Hey it's the future now, it's some test pads connecting the memory traces on the underside of the board in the location where the RTC and Standby NiMH batteries plug in. The symptom is the laptop turns 'on' but doesn't do anything, the hard drive does not spin up and the screen does not turn on.

If you hook up a parallel port POST code reader, it should display codes "04" or "05" which mean it gets stuck on Ram initialisation or SM-RAM check. If it doesn't display those codes then there's a different fault and this fix will not apply.

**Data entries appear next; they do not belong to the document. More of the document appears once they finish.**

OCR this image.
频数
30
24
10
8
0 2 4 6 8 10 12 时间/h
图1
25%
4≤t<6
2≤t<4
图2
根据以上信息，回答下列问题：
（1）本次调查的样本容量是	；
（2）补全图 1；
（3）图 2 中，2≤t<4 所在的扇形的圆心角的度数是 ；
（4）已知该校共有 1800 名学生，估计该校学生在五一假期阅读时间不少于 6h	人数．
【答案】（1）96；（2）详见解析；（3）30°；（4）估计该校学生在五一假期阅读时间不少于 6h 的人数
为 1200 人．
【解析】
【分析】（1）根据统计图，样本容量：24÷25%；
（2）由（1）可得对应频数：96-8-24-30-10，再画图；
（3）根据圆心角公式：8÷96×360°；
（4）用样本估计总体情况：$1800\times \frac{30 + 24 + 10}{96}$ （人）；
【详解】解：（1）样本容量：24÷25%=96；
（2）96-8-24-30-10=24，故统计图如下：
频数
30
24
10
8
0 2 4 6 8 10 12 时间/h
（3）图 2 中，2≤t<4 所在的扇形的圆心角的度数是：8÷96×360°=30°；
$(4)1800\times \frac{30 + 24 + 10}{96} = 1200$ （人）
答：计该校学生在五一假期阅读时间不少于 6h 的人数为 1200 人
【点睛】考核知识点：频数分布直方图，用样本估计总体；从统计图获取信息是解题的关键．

The attachment Toshiba-POST-codes.png is no longer available

But if it does then see this thread: Re: Help with diagnosing an old Toshiba laptop - repairing a Satellite 480CDT
and this thread: Toshiba 460CDT - POST/Flash codes? - repairing a Satellite 460CDT / 460CDX
The soldering is pretty fine work if you're directly jumpering the damaged traces, but I've been thinking about it and this could probably be achieved by soldering wires from the RAM pads up to the bunch of resistors to fix the memory signals. I'm hoping that someone other than me can try out this fix to see if it gets their board working since more and more Satellite 220 / 230 / 440 / 460 / 470 / 480 laptops are showing up for sale in this non-working state.